Jeune insolent et vieux sage… Les rapports entre Félix Houphouët-Boigny et Thomas Sankara ont été aussi courts que conflictuels. Ils ont en tout cas été intenses. Tout commence loin des capitales ivoirienne et burkinabè, à Niamey où, le 29 octobre 1983, les deux chefs d’Etat s’affrontent à un sommet de la CEAO (ancêtre de l’UEMOA). La présidence tournante doit échoir à l’un des pays membres, en l’occurrence le Burkina Faso. Mais le président Houphouët-Boigny s’y oppose : « Vous êtes un gamin… et mal élevé ! » A quoi le dirigeant burkinabè– en place depuis trois mois – rétorque : « Et vous, vous êtes un vieux gâteux ! ».
Le ton est donné.
« A cette époque, se souvient Laurent Dona Fologo, ex-ministre d’Houphouët-Boigny, le président ivoirien paraissait aux yeux des jeunes Africains comme le tenant ou le représentant des intérêts des Occidentaux et singulièrement de la France. Sankara, lui, c’était Lumumba, Sekou Touré ou dans une autre mesure Mandela ! », s’amuse Fologo.
« C’est une question de génération et d’expérience, confirme Amara Essy qui fut ministre des Affaires étrangères du père de la nation ivoirienne. « Sankara ne connaissait pas la réalité du monde. C’était un théoricien et Houphouët était déjà rompu au sens de l’Etat, il savait les subtilités de choix qui président à l’avenir d’une nation naissante. » Et le diplomate onusien d’ajouter que, selon lui, le président ivoirien était lui aussi un rebelle qui s’était assagi.

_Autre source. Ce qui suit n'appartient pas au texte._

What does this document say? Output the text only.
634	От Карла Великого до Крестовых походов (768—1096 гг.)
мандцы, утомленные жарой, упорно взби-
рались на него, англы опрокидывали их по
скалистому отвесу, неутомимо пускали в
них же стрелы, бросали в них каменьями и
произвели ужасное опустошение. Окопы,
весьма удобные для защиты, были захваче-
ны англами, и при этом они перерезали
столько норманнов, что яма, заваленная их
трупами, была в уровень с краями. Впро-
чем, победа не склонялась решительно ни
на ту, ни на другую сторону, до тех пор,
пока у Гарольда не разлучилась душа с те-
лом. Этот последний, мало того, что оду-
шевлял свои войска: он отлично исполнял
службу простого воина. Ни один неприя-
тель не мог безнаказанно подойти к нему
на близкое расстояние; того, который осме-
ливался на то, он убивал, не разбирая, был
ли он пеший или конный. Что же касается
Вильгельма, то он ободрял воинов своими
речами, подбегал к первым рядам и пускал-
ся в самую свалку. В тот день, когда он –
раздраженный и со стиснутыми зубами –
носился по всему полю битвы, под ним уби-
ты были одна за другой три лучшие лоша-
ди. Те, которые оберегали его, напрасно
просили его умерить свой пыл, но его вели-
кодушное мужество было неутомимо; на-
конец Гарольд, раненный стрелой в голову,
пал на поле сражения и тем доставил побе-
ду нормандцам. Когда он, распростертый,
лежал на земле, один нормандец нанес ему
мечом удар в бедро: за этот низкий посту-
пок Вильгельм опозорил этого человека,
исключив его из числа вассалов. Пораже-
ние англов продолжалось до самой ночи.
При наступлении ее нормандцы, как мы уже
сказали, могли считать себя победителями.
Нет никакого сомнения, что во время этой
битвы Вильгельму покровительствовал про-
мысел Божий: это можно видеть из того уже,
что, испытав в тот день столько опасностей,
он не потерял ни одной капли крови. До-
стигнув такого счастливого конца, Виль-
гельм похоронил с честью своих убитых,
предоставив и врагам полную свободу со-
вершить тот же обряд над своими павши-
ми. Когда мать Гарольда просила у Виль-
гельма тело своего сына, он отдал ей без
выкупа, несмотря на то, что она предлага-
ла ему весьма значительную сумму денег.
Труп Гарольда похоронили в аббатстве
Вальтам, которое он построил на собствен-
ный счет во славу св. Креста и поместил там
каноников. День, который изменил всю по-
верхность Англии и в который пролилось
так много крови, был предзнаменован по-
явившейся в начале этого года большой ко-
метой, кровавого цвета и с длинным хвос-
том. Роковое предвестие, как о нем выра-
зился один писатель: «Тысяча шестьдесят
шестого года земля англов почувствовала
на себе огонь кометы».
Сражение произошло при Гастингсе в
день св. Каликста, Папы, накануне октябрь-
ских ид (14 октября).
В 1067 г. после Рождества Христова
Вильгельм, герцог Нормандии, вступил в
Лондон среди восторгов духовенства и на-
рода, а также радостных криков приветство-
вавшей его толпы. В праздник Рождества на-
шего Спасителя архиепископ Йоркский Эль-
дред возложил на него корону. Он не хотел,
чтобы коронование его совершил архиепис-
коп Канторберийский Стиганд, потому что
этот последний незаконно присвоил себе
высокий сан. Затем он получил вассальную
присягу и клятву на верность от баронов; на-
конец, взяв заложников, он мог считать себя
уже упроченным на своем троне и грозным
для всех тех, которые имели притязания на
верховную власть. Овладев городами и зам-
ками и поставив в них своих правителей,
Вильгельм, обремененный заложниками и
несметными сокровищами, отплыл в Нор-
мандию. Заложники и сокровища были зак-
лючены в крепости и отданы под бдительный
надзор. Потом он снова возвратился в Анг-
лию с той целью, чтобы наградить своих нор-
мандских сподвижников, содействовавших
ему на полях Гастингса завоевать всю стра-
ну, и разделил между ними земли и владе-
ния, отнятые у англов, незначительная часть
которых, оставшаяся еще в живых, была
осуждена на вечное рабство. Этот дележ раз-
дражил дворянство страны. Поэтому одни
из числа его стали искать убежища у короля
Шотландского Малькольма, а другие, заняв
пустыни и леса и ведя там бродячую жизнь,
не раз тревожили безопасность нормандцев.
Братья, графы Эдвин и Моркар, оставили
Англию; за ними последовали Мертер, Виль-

« C’est pour cela qu’il était en même temps agacé et intrigué par un jeune capitaine comme Thomas Sankara. C’était un mélange de fascination et de colère contre ce jeune dirigeant turbulent. »
A la différence de Sankara, affirment nos interlocuteurs ivoiriens, Houphouët-Boigny savait les limites à ne pas dépasser. Selon Laurent Dona Fologo, à l’époque ministre de la Jeunesse et des Sports et missi dominici du « Vieux », Houphouët avait été choqué du discours de Sankara à Ouagadougou en novembre 1986. Lors de la réception de François Mitterrand, le Burkinabè avait chapitré le président français, devant ses hôtes, sur la position ambiguë de la France. Paris accordait alors son soutien à des personnages controversés comme le rebelle angolais Jonas Savimbi et le dirigeant sud-africain Pieter Botha.
Visite officielle de François Mitterrand à Ouagadougou le 17 novembre 1986. © Daniel Janin / AFP
Une telle franchise était prise pour de l’insolence au palais présidentiel du Plateau à Abidjan. « Je me souviens d’un coup de fil du Président me disant : ’’Va à Ouaga dire à Sankara que quelles que soient les récriminations que l’on peut avoir, il ne faut jamais humilier une grande puissance en public… Si tu as un contentieux, règle-le en tête-à-tête ! ’’ » Une fois arrivé au Faso, l’émissaire Amara Essy entend le fils de Yako lui répondre : « Allons ! Le vieux accorde trop d’importance à ces petits faits ». Selon le diplomate ivoirien, c’était cela Sankara : un homme sympathique, charismatique mais « tellement dans les nuages et ses théories »…
« Charismatique », c’est le terme qui revient dans la bouche de Jean-Noël Loukou à la Fondation Félix Houphouët-Boigny pour la paix. À l’époque de la première visite officielle de Sankara à Yamoussoukro, le Pr Loukou est encore un jeune membre du conseil municipal. Nous sommes en février 1985. L’avion du jeune capitaine a deux heures de retard, mais tout le monde se presse pour voir l’homme aux colts atterrir dans la capitale ivoirienne.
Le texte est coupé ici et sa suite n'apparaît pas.